After spending two years with Construction Specialties and another two with SEKISUI KYDEX as a communications coordinator and corporate storyteller, Klose took a position with Cornell Cookson as a content marketing strategist. And while she loves the content creation part of her job, she has also felt a calling to help others with their ability to tell a story. After tutoring part-time for several years, Klose recently earned her MA in Professional Writing in the hopes of securing an adjunct faculty position at a local community college.

"I feel that my niche lies in helping people write, not just in writing myself,” Klose explained. “People get so wrapped up in how they think writing is supposed to be, like it’s this stuffy and overly formal thing. I strive to help people with their writing and ultimately, take away the fear surrounding it. Writing is not that scary, and can actually even be enjoyable! You don’t have to sound like a robot to write well.”

Klose got the call she was hoping for from a local community college campus. And even though it was a tough juggle between both jobs, Klose has every intention of returning for a second semester.

All of this experience has allowed Klose to help inspire (and sometimes calm) fellow Huskies, especially those discouraged from declaring a major in the liberal arts because of a perceived lack of opportunity. She has been an alumni panelist and speaker on multiple occasions, including at the Career Intensive Boot Camp and the Careers in Arts, Social Sciences, and History Conference (CASSHCON).

"I've had a lot of fun moments,” recalled Klose “I get messages from students thanking me for encouraging them and speaking about being a full human instead of just working at your career 24/7. I tell them to work hard, but also make time for rest and self-care. Your mental health matters more than any job. I also like to remind them not to dim their true passions."

Keara Klose '14

Klose says It's been nice to return to campus and soak in the nostalgia, but it helps satisfy the teacher in her when she counsels students on using the transferrable skills they may not even know they have – and how to convince an employer they do.

"People tend to think they’re pigeonholed into specific jobs or fields once they’ve had a role dedicated to something. The thrill of it is that your career may not always be what you had planned on, but you can create even better, more fulfilling opportunities," said Klose. "Your dream job is probably not going to be one role, and it'll evolve. I never thought I'd work in the marketing and manufacturing field.”
Klose continues to teach even as she herself is learning.

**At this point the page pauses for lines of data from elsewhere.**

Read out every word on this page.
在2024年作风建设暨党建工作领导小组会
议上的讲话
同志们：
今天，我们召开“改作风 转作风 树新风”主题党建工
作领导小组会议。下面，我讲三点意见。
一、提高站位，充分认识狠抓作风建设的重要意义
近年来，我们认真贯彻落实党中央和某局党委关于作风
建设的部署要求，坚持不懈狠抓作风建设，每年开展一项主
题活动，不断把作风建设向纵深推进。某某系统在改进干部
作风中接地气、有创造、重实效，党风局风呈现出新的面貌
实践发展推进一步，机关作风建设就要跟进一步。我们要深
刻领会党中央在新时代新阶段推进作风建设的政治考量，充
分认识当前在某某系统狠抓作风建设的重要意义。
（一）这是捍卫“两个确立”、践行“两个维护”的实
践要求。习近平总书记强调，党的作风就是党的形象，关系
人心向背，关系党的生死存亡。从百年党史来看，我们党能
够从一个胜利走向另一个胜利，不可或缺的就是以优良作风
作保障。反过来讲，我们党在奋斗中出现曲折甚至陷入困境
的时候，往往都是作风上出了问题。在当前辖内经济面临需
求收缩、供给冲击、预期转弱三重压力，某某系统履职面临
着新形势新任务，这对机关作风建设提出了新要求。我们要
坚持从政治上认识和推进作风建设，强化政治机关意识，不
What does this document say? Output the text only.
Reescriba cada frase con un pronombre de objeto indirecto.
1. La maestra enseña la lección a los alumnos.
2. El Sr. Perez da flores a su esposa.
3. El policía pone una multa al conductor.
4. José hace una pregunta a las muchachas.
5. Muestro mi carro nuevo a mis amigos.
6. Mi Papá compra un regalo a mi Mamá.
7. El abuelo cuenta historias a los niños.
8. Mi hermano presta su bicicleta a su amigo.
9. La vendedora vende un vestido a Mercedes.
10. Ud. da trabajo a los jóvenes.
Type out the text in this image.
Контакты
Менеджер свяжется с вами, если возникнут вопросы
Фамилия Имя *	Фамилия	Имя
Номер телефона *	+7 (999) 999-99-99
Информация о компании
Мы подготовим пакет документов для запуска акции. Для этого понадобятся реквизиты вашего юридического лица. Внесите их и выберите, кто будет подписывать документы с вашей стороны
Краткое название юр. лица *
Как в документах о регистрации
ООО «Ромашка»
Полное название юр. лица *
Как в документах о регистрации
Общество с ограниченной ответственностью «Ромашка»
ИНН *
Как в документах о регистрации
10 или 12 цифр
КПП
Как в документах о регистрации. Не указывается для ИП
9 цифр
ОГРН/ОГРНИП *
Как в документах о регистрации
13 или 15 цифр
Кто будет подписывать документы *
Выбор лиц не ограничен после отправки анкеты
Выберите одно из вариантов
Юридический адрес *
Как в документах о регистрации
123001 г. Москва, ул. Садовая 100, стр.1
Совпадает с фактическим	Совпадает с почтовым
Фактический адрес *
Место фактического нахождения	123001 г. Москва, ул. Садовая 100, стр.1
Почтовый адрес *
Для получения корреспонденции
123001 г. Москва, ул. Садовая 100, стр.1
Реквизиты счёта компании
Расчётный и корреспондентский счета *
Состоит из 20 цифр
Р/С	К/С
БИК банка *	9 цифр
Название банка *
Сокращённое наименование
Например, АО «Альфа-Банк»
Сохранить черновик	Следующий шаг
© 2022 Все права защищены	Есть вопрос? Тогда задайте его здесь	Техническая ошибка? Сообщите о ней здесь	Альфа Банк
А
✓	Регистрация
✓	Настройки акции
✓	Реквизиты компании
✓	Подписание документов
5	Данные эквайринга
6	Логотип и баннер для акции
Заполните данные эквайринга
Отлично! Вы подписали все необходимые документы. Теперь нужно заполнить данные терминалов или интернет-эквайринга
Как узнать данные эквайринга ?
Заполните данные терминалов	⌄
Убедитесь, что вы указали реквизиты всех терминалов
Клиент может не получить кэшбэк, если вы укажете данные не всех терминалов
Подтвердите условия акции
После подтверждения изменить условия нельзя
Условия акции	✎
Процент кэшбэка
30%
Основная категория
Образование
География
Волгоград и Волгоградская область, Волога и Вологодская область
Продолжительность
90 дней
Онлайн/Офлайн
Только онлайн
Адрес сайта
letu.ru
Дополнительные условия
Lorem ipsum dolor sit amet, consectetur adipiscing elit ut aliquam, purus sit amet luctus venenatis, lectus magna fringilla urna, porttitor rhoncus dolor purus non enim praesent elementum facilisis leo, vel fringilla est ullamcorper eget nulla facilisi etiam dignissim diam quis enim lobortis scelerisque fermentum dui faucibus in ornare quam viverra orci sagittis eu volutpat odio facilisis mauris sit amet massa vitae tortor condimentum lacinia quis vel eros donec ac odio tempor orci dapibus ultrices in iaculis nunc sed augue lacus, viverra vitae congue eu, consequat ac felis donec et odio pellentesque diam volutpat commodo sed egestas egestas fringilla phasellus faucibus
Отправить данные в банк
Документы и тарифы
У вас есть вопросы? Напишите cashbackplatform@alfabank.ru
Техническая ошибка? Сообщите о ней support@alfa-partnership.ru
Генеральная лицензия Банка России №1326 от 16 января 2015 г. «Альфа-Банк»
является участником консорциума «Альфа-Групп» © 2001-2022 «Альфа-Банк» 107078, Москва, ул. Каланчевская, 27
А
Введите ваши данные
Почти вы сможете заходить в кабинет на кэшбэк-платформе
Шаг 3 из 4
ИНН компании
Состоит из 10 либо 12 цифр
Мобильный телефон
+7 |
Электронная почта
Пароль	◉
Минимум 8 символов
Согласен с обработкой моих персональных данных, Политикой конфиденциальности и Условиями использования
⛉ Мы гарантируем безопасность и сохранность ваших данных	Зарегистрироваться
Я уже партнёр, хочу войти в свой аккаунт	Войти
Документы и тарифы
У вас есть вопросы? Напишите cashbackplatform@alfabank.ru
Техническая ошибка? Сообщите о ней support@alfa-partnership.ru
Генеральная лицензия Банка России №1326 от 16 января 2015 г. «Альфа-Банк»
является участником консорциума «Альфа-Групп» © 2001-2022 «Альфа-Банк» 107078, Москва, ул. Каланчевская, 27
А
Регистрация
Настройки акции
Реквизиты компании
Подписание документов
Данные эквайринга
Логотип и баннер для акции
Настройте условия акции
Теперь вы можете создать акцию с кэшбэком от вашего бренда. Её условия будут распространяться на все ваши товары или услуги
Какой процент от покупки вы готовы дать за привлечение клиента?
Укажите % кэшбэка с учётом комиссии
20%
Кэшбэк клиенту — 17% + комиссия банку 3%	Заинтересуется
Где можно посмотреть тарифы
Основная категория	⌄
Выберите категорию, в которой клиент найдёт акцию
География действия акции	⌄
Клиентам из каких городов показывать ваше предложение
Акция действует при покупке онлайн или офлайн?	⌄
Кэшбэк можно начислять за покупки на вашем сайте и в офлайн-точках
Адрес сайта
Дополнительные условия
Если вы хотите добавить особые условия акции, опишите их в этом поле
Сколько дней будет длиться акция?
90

"You think you're going to graduate and then be done," recalled Klose. "It's a journey, and it's ok if you don't get 'the one' right away. It's ok if the role you are in isn't one that you're planning on being in the rest of your life. You can pick and choose."

She closes with one more piece of advice: “Your plan that’s set in stone may crumble, but you can use those pieces to build another path – one that’s even better and brighter.”